Example: Bayesian regression with BF()
BF()
specifies the exact (conjugate) linear-Gaussian backward filter, forward smoothing version without importance weights. BFFG()
defines a more general approach which also works for non-linear transitions.
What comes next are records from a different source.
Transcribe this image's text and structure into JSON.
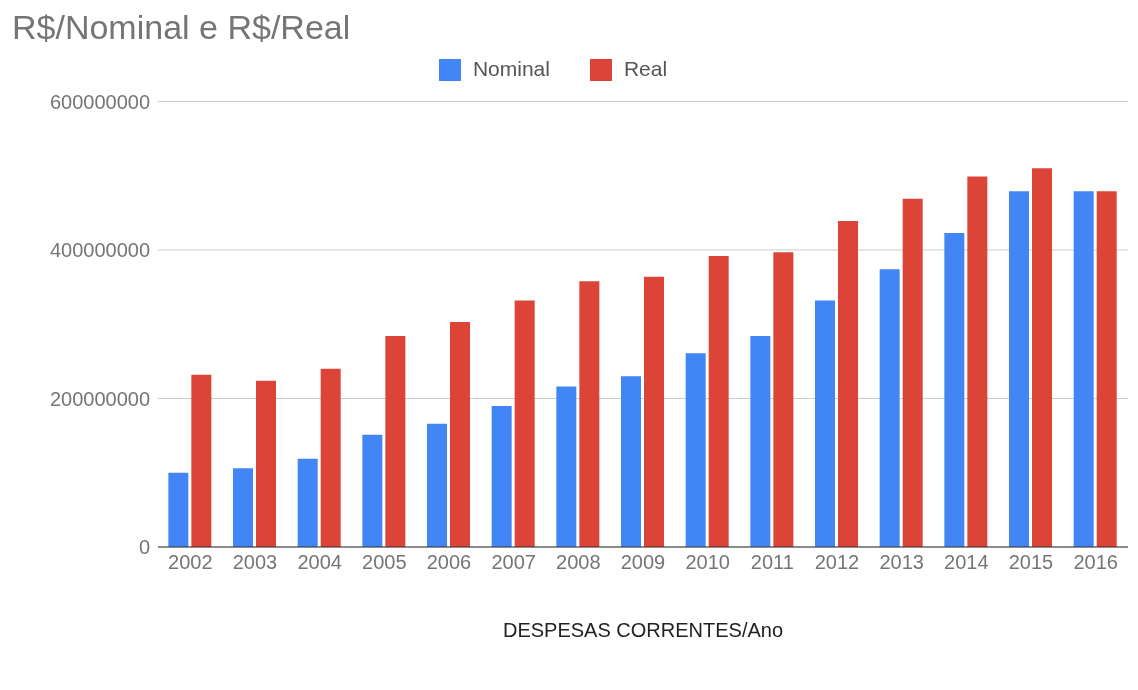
{
  "chart_data": {
    "type": "bar",
    "title": "R$/Nominal  e R$/Real",
    "xlabel": "DESPESAS CORRENTES/Ano",
    "categories": [
      "2002",
      "2003",
      "2004",
      "2005",
      "2006",
      "2007",
      "2008",
      "2009",
      "2010",
      "2011",
      "2012",
      "2013",
      "2014",
      "2015",
      "2016"
    ],
    "series": [
      {
        "name": "Nominal",
        "color": "#4285f4",
        "values": [
          100000000,
          106000000,
          119000000,
          151000000,
          166000000,
          190000000,
          216000000,
          230000000,
          261000000,
          284000000,
          332000000,
          374000000,
          423000000,
          479000000,
          479000000
        ]
      },
      {
        "name": "Real",
        "color": "#db4437",
        "values": [
          232000000,
          224000000,
          240000000,
          284000000,
          303000000,
          332000000,
          358000000,
          364000000,
          392000000,
          397000000,
          439000000,
          469000000,
          499000000,
          510000000,
          479000000
        ]
      }
    ],
    "ylim": [
      0,
      600000000
    ],
    "yticks": [
      0,
      200000000,
      400000000,
      600000000
    ],
    "grid": "y",
    "legend": "top"
  }
}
Let's first consider the simpler case, in a Bayesian regression example:
$\beta \sim N(\mu_0, \sigma^2 V_0).$
$Y \mid \beta \sim N(X\beta, \sigma^2)$
Data
Small data set.
x = [18.25 19.75 16.5 18.25 19.50 16.25 17.25 19.00 16.25 17.50][:]
y = [36 42 33 39 43 34 37 41 27 30][:]
n = length(x)
# output
10
Prior
The conjugate prior on the parameter $\beta$ is Gaussian,
$\beta \sim N(\mu_0, \sigma^2 V_0).$
We write it as kernel (without arguments) as well:
σ2 = 8.0 # noise level
μ0 = zeros(2)
V0 = 10*I(2)
Σ0 = σ2*V0 # prior
prior = kernel(Gaussian; μ=ConstantMap(μ0), Σ=ConstantMap(Σ0))
mean(prior()) == μ0
# output
true
Model
Conditional on the parameter vector $\beta$, a regression model:
$Y \mid \beta \sim N(X\beta, \sigma^2)$ where X
is the design matrix.
Thus we can express this as linear Gaussian kernel:
X = [x ones(n)] # Design matrix
Σ = Diagonal(σ2*ones(n)) # noise covariance
model = kernel(Gaussian; μ=LinearMap(X), Σ=ConstantMap(Σ))
nothing
# output
Combined forward model
Summarizing, with prior and model, we have
β = rand(prior())
y = rand(model(β))
Think of this as the composition of kernels.
Backward pass
The backward pass takes observations $y$ into account and propagates uncertainty backward through the model.
m2, p2 = backward(BF(), model, y)
m1, p1 = backward(BF(), prior, p2)
nothing
# output
At each step it produces a filtered distribution p1, p2
and a message m1, m2
for the forward pass.
Forward pass
This BF()
forward pass computes marginal distributions of latents. Because the parameters $\beta$ are the latent outcome of the prior, we need at least one step of the forward pass. A second step of the forward pass would just give the observations back.
posterior = forward(BF(), prior, m1)()
# observations = forward(BF(), model, m2)(posterior)
mean(posterior), cov(posterior)
# output
([2.4874650784715016, -8.120051139323095], [0.1700435105146037 -3.00522441850067; -3.00522441850067 53.904213732907884])
References
- Frank van der Meulen, Moritz Schauer (2020): Automatic Backward Filtering Forward Guiding for Markov processes and graphical models. [arXiv:2010.03509].